El momento del aumento de tamaño coincide con lo que se conoce hasta ahora sobre la evolución temprana del Homo y los avances técnicos que condujeron, por ejemplo, a una mejor dieta y nutrición y a grupos sociales más grandes.

En cuanto a la disminución del tamaño del cerebro, el equipo interdisciplinar de investigadores propone una nueva hipótesis, al encontrar pistas en las sociedades de hormigas. «Proponemos que las hormigas pueden proporcionar diversos modelos para entender por qué los cerebros pueden aumentar o disminuir de tamaño debido a la vida social. Entender por qué los cerebros aumentan o disminuyen es difícil de estudiar utilizando sólo fósiles», explica Traniello.

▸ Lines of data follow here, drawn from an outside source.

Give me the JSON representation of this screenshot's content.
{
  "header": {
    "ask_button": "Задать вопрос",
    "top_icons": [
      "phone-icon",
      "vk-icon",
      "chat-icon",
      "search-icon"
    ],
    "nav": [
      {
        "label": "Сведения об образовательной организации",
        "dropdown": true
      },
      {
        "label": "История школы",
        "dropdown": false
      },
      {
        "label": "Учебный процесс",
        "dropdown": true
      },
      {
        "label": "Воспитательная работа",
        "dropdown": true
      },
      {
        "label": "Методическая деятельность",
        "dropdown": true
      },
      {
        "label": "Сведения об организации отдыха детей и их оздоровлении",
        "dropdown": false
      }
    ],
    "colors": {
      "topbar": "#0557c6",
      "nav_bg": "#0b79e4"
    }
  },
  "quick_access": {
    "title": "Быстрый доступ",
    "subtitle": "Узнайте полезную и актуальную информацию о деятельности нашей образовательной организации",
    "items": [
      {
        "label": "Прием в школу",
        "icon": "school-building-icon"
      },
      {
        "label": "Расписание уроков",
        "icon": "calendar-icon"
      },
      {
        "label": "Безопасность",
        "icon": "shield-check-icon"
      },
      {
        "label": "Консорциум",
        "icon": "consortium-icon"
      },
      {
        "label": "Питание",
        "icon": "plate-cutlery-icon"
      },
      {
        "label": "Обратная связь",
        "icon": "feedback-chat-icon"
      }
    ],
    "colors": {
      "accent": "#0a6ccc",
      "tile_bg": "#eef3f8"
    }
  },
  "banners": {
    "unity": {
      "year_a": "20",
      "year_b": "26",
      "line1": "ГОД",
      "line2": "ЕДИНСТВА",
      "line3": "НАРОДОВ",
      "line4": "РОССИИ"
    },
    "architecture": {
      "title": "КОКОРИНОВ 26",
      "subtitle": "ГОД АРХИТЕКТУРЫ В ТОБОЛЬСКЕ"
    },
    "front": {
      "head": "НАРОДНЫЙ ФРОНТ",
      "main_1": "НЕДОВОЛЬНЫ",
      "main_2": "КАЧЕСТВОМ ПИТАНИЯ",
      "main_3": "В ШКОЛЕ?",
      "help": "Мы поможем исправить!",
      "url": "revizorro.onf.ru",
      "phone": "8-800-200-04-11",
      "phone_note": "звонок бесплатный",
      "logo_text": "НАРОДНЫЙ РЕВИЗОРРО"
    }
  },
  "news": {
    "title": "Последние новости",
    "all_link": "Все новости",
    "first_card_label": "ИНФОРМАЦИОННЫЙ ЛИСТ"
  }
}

El estudio de los modelos computacionales y de los patrones de tamaño, estructura y uso de la energía del cerebro de las hormigas obreras en algunos clados de hormigas, como la hormiga tejedora ‘Oecophylla’, las hormigas cortadoras de hojas Atta o la hormiga común de jardín Formica, demostró que la cognición a nivel de grupo y la división del trabajo pueden seleccionar la variación adaptativa del tamaño del cerebro.

Esto significa que, dentro de un grupo social en el que se comparten conocimientos o los individuos son especialistas en determinadas tareas, los cerebros pueden adaptarse para ser más eficientes, por ejemplo, disminuyendo su tamaño.

«Las sociedades de hormigas y las humanas son muy diferentes y han seguido caminos distintos en la evolución social –afirma Traniello–. Sin embargo, las hormigas también comparten con los humanos aspectos importantes de la vida social, como la toma de decisiones en grupo y la división del trabajo, así como la producción de sus propios alimentos (agricultura). Estas similitudes pueden informarnos ampliamente de los factores que pueden influir en los cambios del tamaño del cerebro humano».

Los cerebros consumen mucha energía, y los más pequeños gastan menos. La externalización del conocimiento en las sociedades humanas, necesitando así menos energía para almacenar mucha información como individuos, puede haber favorecido la disminución del tamaño del cerebro.

«Proponemos que esta disminución se debió al aumento de la confianza en la inteligencia colectiva, la idea de que un grupo de personas es más inteligente que la persona más inteligente del grupo, a menudo llamada «sabiduría de las multitudes», añade Traniello.